En outre, on voit mal comment distinguer de manière certaine les personnes qui s’exilent pour des raisons fiscales uniquement et les autres qui peuvent avoir envie de vivre dans un autre pays pendant un temps. Enfin, faudra-t-il appliquer cette règle aux autres ressortissants communautaires ayant été domiciliés fiscalement en France préalablement à leur départ vers l’étranger, au risque, à défaut, de favoriser une discrimination à rebours contre les nationaux français par rapport aux autres ressortissants communautaires, discrimination proscrite par le droit communautaire ?

 

Une nouvelle tranche d’imposition sur le revenu

La mesure visant à créer une nouvelle tranche d’impôt sur le revenu au taux marginal de 75 % au-delà d’un million d’euros de revenu annuel par part pose, quant à elle, le problème non seulement de sa compatibilité avec les engagements internationaux de la France – notamment la Convention européenne des droits de l’homme -, mais aussi celui de sa constitutionnalité.

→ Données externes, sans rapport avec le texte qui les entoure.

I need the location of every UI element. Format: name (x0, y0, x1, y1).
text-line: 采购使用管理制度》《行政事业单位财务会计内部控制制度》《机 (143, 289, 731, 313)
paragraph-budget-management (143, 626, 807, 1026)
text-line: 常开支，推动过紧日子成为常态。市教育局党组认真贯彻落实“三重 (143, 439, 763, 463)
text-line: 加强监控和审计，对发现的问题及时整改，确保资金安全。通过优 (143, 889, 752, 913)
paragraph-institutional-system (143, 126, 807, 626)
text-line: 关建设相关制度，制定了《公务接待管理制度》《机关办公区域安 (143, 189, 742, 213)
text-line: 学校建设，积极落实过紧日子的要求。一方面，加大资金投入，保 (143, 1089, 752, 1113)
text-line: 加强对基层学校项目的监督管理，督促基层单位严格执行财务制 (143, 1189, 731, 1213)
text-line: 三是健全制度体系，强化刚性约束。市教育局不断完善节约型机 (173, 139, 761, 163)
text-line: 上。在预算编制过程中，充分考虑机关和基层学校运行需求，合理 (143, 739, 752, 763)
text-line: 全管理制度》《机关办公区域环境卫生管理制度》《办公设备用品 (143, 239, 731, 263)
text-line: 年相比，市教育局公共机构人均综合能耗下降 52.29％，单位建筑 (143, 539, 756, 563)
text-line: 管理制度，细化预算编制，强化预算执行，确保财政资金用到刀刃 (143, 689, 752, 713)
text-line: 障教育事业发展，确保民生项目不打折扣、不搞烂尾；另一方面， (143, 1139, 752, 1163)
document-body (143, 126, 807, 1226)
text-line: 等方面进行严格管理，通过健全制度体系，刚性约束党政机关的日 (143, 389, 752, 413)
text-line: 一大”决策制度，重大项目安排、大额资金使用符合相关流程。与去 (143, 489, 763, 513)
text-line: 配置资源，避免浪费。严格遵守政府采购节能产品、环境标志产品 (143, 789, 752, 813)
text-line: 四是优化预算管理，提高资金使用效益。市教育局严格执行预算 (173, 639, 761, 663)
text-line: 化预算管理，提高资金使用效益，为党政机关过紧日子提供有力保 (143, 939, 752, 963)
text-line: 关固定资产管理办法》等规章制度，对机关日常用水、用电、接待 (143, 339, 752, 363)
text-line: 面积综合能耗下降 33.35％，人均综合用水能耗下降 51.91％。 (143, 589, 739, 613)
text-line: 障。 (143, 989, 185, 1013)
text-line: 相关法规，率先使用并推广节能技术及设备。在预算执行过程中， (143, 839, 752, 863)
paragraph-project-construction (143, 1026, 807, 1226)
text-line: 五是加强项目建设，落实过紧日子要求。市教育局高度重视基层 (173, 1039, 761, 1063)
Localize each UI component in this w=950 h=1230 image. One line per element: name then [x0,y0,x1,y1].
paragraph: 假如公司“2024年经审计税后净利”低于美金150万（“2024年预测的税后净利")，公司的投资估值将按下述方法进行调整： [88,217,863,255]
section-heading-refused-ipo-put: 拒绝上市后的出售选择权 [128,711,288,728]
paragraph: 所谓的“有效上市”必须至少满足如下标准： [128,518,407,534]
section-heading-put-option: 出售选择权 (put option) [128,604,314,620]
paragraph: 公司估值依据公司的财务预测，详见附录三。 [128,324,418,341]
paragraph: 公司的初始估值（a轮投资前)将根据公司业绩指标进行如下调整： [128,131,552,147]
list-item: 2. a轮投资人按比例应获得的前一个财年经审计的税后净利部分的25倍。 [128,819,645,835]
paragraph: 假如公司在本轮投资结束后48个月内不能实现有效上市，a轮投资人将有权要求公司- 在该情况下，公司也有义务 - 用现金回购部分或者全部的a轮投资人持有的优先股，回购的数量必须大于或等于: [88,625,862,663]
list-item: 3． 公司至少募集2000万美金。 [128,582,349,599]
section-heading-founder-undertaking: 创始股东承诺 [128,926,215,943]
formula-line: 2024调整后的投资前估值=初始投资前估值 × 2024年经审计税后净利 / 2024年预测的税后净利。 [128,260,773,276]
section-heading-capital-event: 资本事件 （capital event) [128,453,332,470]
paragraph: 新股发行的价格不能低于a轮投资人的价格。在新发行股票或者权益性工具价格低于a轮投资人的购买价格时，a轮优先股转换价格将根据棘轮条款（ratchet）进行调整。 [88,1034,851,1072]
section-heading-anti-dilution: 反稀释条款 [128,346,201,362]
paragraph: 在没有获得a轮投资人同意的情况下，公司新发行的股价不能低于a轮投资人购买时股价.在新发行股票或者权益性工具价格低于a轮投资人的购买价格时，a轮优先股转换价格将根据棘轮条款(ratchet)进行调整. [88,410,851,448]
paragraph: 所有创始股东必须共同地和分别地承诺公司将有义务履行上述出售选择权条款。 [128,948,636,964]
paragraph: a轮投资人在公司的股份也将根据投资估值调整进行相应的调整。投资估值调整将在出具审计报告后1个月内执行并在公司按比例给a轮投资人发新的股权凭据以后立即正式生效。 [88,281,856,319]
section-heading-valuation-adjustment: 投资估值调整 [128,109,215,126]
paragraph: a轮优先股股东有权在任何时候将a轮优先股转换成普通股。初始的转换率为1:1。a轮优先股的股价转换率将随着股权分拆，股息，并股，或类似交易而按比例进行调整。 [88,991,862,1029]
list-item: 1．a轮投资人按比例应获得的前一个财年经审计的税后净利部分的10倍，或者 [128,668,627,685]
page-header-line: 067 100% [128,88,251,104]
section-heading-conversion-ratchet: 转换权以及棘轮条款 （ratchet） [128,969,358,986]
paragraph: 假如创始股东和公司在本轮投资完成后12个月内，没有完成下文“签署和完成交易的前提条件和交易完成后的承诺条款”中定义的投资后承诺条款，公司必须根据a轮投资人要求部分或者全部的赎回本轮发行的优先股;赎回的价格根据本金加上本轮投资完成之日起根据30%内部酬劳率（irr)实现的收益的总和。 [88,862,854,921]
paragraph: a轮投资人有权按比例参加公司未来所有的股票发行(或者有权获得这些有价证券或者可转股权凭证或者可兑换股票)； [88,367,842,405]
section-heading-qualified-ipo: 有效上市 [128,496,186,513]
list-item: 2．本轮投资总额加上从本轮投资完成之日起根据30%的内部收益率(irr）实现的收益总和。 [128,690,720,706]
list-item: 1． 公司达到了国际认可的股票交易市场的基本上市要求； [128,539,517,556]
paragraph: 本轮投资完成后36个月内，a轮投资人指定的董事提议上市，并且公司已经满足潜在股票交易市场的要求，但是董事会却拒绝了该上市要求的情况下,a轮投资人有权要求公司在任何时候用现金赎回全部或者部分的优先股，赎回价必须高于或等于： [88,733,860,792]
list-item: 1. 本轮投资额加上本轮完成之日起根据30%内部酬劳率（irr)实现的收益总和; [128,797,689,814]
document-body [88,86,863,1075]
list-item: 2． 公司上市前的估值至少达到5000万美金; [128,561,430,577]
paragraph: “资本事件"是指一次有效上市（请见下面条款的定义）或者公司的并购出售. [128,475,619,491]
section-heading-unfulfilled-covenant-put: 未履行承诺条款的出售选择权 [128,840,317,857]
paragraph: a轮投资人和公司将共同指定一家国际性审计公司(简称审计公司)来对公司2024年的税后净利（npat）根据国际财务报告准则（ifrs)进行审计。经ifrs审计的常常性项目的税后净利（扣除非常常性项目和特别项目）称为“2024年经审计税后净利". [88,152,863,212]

L’annonce ultérieure d’un plafonnement de l’impôt de solidarité sur la fortune (ISF) à hauteur de 85 %, semblant compléter cette disposition, souligne la crainte que l’assujettissement cumulatif d’un revenu, financier notamment, à l’impôt sur le revenu au taux marginal de 75 %, à la taxation exceptionnelle sur les hauts revenus récemment instaurée, aux divers prélèvements sociaux (CSG, CRDS, …) dont le taux vient d’être relevé à 15,5 %, puis, ce revenu net d’impôt sur le revenu et de prélèvements sociaux étant devenu un élément du patrimoine, à l’ISF, soit confiscatoire.

Le Conseil constitutionnel s’est déjà vu poser ce type de question, toujours pour conclure que l’impôt était conforme au principe d’égalité devant l’impôt prévu par l’article 13 de la Déclaration des droits de l’homme et du citoyen et à la propriété privée.

Le Conseil Constitutionnel a réaffirmé récemment ces points (décision n° 2010-99 du 11 février 2011) en réponse à une question prioritaire de constitutionnalité (QPC) relative à la limitation du plafonnement de l’ISF.

On ne peut exclure qu’en l’absence du plafonnement annoncé ultérieurement, le Conseil constitutionnel eût été plus critique, notamment au regard du droit à la propriété privée.

On peut aussi s’interroger sur l’efficacité de cette mesure. Ne va-t-elle pas entraîner une démobilisation si on la couple avec la disparition de l’imposition des plus-values mobilières au taux proportionnel de 19 %, sans compter les prélèvements sociaux ? Les créateurs d’entreprises auront-ils envie de développer leur projet en France s’ils savent que si leur travail et leur talent valorisent à plus d’un million d’euros la société qu’ils auront créée, la fraction supérieure à ce seuil sera imposée, lors d’une éventuelle cession, à 85 % ?

On ne peut manquer de s’interroger sur ce qui semble être le caractère quelque peu approximatif de ces projets et de la réflexion qui a dû les précéder, quels que soient les objectifs légitimes de justice ou d’efficacité recherchés.